YERELDE ALTERNATİF MÜMKÜN MÜ?
Şüphesiz, AKP Hükümetinin hem yerel hem merkezi yönetimde güç kaybetmesi, emekten yana bir siyasetin güç kazanması, bu mücadelenin merkezinde yer alıyor. 30 Mart seçimleri bu bakımdan bir dönüm noktası olabilir. Bununla birlikte emekten yana, halktan yana belediyelerde bir alternatif arayışı içine girmek mümkün. Yasalar emekten yana bir belediyeciliğin de elini kolunu bağlıyor; kamu işçisi almasına engel oluyor, taşeronlaştırmayı dayatıyor. Tam da bu nok-tada, belediye şirketleri (BİT’ler) aracılığı ile geçici bir ara formül üretmek mümkün.

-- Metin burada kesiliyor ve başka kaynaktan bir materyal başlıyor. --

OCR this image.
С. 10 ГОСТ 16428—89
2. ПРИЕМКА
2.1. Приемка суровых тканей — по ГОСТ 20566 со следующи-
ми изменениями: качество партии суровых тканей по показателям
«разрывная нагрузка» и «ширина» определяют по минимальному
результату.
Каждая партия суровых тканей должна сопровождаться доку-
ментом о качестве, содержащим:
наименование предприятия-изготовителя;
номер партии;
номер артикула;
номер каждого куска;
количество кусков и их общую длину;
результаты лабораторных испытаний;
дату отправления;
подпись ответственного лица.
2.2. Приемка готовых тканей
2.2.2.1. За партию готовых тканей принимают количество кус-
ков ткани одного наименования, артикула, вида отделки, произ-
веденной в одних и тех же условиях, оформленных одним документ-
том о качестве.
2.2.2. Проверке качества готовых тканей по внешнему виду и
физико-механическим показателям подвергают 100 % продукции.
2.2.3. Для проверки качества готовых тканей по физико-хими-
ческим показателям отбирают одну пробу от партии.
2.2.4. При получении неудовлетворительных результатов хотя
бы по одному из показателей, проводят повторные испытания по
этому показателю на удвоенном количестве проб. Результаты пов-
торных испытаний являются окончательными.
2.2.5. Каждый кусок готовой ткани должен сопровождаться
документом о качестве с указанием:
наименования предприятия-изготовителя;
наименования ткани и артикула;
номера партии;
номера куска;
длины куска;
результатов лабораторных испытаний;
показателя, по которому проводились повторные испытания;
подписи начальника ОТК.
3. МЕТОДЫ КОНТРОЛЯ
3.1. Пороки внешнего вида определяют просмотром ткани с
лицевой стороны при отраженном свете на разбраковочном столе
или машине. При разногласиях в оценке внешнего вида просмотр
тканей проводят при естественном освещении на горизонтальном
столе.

Doğru bir planlama, altyapı ve kadro ile belediyeler, ihale mevzuatının öngördüğü şartları da yerine getirerek, hizmetlerini belediye şirketleri aracılığı ile yürütebilir. İşçileri, taşeron şirketlerden kurtararak belediye şirketleri aracılığı ile istihdam edebilir, işçilerin sendikal haklarını kullanmalarının altyapısını oluşturabilir. Bu formül, taşeronu ortadan kaldırmıyor, zira belediye şirketi de ihaleye girmek ve belediyenin taşeronu olmak zorunda. Bu yüzden bu geçici ara formülü, taşerona karşı yürütülecek genel mücadele ile birlikte ele almak gerekiyor. Altını çizerek belirtelim ki, CHP’li bazı belediyelerde bu alternatif arayışının eksik, kötü ve samimiyetsiz örnekleri yaşandı. Tam da bu noktada, belediyelerde alternatif bir istihdam modelini samimiyetle ve hakkıyla uygulayacak, taşerona karşı mücadeleye de omuz verecek gerçekten emek dostu bir belediyeciliğe büyük ihtiyaç var.